A thought occurred to me while reading the article that has nothing to do with photography, and it has to do with the role journalism plays in creating a common language by which society can on some level agree that "this is so" and "this is not so." Apply that, in turn, to a political campaign or an international crisis and you can see there is a lot of work that needs to be done if we want to maintain an institution that can credibly - if not always perfectly - call a deception a deception.

In our time we have come to increasingly distrust the notion of objectivity. Subjective analysis has often brought us more satisfaction and, self-reflexively, given us reason to think "objectivity" is merely a veil of authenticity used to disguise the subjective analysis of others underneath. That and the decentralization of information brought by the Internet has us experimenting with subjectivity and trying to discover whether a higher truth can be surmised through subjective analysis than ever could if objectivity was the goal.

Subjectivity is empowering - we can choose for ourselves, we can decide without the instruction of some institution. Also, the architecture of the Internet eliminates a hierarchy in information that served to bolster the claim of objectivity. A newspaper is a rare thing, carefully put together with a mass of resources and talent unavailable to all but a tiny few media companies. Who else but the New York Times could bring you all the news fit to print?
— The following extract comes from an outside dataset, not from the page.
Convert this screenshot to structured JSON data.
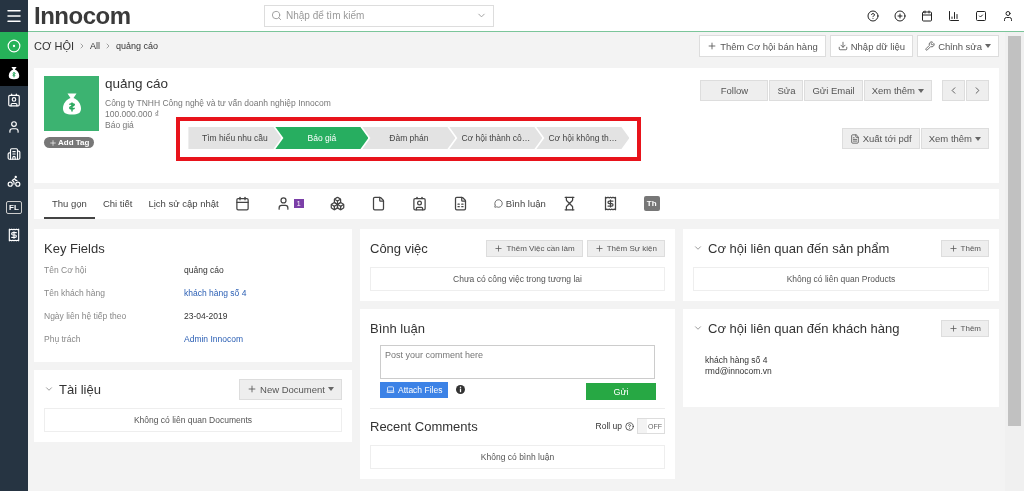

The Internet puts all information on level ground. The front page of the New York Times appears on the same screen as this website and countless others. The visual cues are similar and the functionality of the page the same. What then do we rely on to know which bits of information are more trustworthy than others save through subjective analysis? (Brand might provide some weight, but that too slips into subjectivity given the number of brands competing for our attention.)

All of which means we should be that much more mindful of the risks that come with blurring the lines between news and propaganda. Those institutions that want your money and your allegiance would like for us to see news and propaganda as two sides to the same coin. The next question for news organizations then is not how to reinvent business models, it's how to define places online where deception is exposed and where society can come to find out whether "this is so" or "this is not so." Trying to be as subjective as everyone else is to disappear.